Expression of the Escherichia coli heat-labile enterotoxin B subunit in transgenic watercress (Nasturtium officinale L.)

• Published in: Plant cell, tissue and organ culture Vol. 105; no. 1; pp. 39 - 45
• Main Authors: Loc, Nguyen Hoang, Van Song, Nguyen, Tien, Nguyen Quang Duc, Minh, Tang Thuy, Nga, Phan Thi Quynh, Kim, Tae-Geum, Yang, Moon-Sik
• Format: Journal Article
• Language: English
• Published: Dordrecht Dordrecht : Springer Netherlands 01.04.2011; Springer Netherlands; Springer; Springer Nature B.V
• Subjects: Assembly; Bacteria; Biological activity; Biological and medical sciences; Biomedical and Life Sciences; Biotechnology; Cell surface; Deoxyribonucleic acid; DNA; E coli; Endoplasmic reticulum; Enterotoxin B; Enzyme-linked immunosorbent assay; Escherichia coli; Fundamental and applied biological sciences. Psychology; Gene expression; Genetic transformation; Heat-labile enterotoxin; Life Sciences; Nasturtium officinale; Original Paper; Plant Genetics and Genomics; Plant Pathology; Plant Physiology; Plant Sciences; Plant tissues; Proteins; Rorippa nasturtium-aquaticum; Synthesis; Transgenic plants; Watercress; Edible vaccine; Enterotoxigenic; Synthetic gene; Watercress; heat-labile enterotoxin B subunit (LTB); Codon optimization; Escherichia coli; Subunit; Optimization; Codon; Gene; Cruciferae; Dicotyledones; Angiospermae; Edibility; Bacteria; Transgenesis; Enterobacteriaceae; Vegetals; Vaccine; Toxin; Heat; Enterotoxigenic Escherichia coli heat-labile enterotoxin B subunit (LTB); Enterotoxin; Instability; Spermatophyta; Nasturtium officinale; Genetically modified organism
• ISSN: 0167-6857; 1573-5044
• DOI: 10.1007/s11240-010-9835-0

A gene encoding the B subunit of the enterotoxigenic Escherichia coli heat-labile enterotoxin (LTB) was adapted to the optimized plant coding sequence, and fused to the endoplasmic reticulum retention signal SEKDEL in order to enhance its expression level and protein assembly in plants.
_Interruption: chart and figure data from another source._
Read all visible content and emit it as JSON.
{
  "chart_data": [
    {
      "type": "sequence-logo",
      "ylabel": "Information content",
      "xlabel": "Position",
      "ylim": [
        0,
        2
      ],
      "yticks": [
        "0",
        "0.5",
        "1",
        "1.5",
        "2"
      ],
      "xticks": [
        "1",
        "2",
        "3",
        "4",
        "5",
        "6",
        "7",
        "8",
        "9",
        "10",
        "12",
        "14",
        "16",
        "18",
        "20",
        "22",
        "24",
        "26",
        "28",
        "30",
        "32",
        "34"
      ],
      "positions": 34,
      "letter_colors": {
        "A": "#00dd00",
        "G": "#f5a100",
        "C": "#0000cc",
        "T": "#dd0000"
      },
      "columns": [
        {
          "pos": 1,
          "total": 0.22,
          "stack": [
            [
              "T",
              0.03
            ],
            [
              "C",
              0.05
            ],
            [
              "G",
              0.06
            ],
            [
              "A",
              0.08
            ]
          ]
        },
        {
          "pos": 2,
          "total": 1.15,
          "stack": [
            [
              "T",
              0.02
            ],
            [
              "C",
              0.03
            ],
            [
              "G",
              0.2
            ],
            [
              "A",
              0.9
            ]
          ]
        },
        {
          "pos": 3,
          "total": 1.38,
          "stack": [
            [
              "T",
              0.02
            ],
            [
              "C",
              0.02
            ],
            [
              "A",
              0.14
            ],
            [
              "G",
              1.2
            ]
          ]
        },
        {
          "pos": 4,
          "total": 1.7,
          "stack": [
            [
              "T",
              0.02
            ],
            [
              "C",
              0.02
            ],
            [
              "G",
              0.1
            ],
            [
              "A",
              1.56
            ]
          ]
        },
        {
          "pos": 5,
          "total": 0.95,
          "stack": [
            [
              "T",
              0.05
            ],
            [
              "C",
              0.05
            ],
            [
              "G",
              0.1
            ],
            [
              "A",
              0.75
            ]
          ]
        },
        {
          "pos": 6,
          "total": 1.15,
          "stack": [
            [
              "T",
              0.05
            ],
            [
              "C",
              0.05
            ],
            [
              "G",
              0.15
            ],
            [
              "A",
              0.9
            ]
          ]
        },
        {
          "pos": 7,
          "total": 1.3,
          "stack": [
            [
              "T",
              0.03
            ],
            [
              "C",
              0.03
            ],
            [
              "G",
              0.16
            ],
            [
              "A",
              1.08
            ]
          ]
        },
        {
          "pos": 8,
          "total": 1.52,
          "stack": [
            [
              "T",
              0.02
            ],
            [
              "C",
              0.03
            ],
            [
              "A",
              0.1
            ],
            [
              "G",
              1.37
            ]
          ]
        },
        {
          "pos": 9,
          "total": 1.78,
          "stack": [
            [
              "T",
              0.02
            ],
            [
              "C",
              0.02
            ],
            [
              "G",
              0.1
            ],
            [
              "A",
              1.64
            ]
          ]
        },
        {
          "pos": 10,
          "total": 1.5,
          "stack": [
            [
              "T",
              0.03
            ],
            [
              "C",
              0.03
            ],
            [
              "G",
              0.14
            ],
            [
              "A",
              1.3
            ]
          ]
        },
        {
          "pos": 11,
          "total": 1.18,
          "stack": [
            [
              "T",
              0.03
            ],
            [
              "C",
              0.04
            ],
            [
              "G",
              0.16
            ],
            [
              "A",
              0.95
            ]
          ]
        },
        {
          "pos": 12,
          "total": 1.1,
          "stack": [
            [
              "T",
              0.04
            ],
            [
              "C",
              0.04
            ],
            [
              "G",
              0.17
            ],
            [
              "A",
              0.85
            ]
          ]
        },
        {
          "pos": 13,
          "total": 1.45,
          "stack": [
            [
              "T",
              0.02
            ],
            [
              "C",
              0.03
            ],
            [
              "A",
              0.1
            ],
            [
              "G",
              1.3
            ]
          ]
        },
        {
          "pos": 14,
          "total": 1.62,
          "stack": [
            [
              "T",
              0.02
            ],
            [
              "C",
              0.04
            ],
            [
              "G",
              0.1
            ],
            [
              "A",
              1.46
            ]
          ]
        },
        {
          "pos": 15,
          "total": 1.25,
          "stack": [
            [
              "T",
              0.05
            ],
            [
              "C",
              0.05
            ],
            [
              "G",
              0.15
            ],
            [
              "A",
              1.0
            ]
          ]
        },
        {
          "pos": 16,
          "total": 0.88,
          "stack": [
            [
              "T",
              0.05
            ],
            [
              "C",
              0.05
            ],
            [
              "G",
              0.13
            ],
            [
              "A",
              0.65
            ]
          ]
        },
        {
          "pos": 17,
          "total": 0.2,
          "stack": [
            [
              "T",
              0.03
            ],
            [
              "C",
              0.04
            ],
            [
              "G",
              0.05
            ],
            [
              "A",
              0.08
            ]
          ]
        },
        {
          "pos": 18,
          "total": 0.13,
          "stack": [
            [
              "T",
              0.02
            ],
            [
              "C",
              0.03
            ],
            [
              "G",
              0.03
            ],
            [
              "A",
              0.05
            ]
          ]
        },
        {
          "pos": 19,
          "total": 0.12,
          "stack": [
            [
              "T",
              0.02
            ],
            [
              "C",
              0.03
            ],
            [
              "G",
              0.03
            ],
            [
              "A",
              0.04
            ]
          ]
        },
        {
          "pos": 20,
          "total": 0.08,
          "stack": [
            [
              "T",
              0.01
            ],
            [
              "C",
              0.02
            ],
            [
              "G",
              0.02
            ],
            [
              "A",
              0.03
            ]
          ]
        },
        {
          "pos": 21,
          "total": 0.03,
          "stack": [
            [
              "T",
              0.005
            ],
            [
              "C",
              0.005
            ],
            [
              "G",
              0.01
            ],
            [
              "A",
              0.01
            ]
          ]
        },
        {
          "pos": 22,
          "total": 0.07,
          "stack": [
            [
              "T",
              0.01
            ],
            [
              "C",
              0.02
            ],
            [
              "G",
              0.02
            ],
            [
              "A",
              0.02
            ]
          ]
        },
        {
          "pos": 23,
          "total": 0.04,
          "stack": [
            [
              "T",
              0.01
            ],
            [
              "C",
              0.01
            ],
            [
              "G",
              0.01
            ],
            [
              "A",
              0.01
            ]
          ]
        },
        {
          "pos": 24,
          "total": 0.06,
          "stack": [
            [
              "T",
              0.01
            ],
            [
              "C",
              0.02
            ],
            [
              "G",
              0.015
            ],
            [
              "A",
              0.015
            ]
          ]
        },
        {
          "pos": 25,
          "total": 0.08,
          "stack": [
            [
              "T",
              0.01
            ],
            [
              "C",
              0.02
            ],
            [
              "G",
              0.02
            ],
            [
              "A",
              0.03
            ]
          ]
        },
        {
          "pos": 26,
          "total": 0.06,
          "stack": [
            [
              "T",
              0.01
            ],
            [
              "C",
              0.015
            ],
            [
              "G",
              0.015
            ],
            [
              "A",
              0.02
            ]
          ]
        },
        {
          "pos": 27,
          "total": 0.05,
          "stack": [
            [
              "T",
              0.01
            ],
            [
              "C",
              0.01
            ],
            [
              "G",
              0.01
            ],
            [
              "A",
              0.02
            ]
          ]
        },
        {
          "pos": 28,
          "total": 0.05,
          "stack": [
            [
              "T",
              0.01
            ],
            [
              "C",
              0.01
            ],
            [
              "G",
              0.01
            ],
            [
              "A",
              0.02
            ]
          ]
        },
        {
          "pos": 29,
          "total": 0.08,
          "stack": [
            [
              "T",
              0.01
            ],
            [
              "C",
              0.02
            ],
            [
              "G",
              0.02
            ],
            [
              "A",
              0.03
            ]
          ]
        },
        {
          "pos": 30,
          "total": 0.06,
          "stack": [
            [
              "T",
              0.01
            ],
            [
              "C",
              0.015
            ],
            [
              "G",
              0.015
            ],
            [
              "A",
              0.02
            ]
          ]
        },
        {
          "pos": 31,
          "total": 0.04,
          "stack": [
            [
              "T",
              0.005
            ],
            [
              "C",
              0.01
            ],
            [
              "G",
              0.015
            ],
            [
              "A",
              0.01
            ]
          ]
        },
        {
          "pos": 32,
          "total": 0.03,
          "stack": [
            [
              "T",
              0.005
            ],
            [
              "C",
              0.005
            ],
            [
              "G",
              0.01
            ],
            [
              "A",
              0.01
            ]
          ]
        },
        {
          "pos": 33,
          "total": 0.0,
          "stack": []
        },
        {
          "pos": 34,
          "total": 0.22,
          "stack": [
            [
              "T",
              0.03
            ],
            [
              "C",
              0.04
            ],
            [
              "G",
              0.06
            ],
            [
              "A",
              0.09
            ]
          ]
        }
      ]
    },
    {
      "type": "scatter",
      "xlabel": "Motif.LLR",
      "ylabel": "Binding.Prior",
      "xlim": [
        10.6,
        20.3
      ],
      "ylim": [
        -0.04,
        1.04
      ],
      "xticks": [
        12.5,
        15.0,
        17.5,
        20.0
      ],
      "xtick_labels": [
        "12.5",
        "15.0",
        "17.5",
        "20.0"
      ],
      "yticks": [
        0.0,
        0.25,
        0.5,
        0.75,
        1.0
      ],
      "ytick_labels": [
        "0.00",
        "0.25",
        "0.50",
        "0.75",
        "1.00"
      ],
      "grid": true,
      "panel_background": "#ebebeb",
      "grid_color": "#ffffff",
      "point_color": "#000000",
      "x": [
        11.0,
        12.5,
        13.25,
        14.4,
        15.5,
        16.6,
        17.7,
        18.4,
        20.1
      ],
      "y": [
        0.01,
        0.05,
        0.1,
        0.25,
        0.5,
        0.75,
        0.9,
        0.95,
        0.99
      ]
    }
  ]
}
The synthetic LTB (sLTB) gene was placed into a plant expression vector under the control of the CaMV 35S promoter, and subsequently introduced into the watercress (Nasturtium officinale L.) plant by the Agrobacterium-mediated transformation method. The integration of the sLTB gene into the genomic DNA of transgenic plants was confirmed by genomic DNA PCR amplification. The assembly of plant-produced LTB protein was detected by western blot analysis. The highest amount of LTB protein produced in transgenic watercress leaf tissue was approximately 1.3% of the total soluble plant protein. GM₁-ganglioside enzyme-linked immunosorbent assay indicated that plant-synthesized LTB protein bound specifically to GM₁-ganglioside, which is the receptor for biologically active LTB on the cell surface, suggesting that the plant-synthesized LTB subunits formed biologically active pentamers.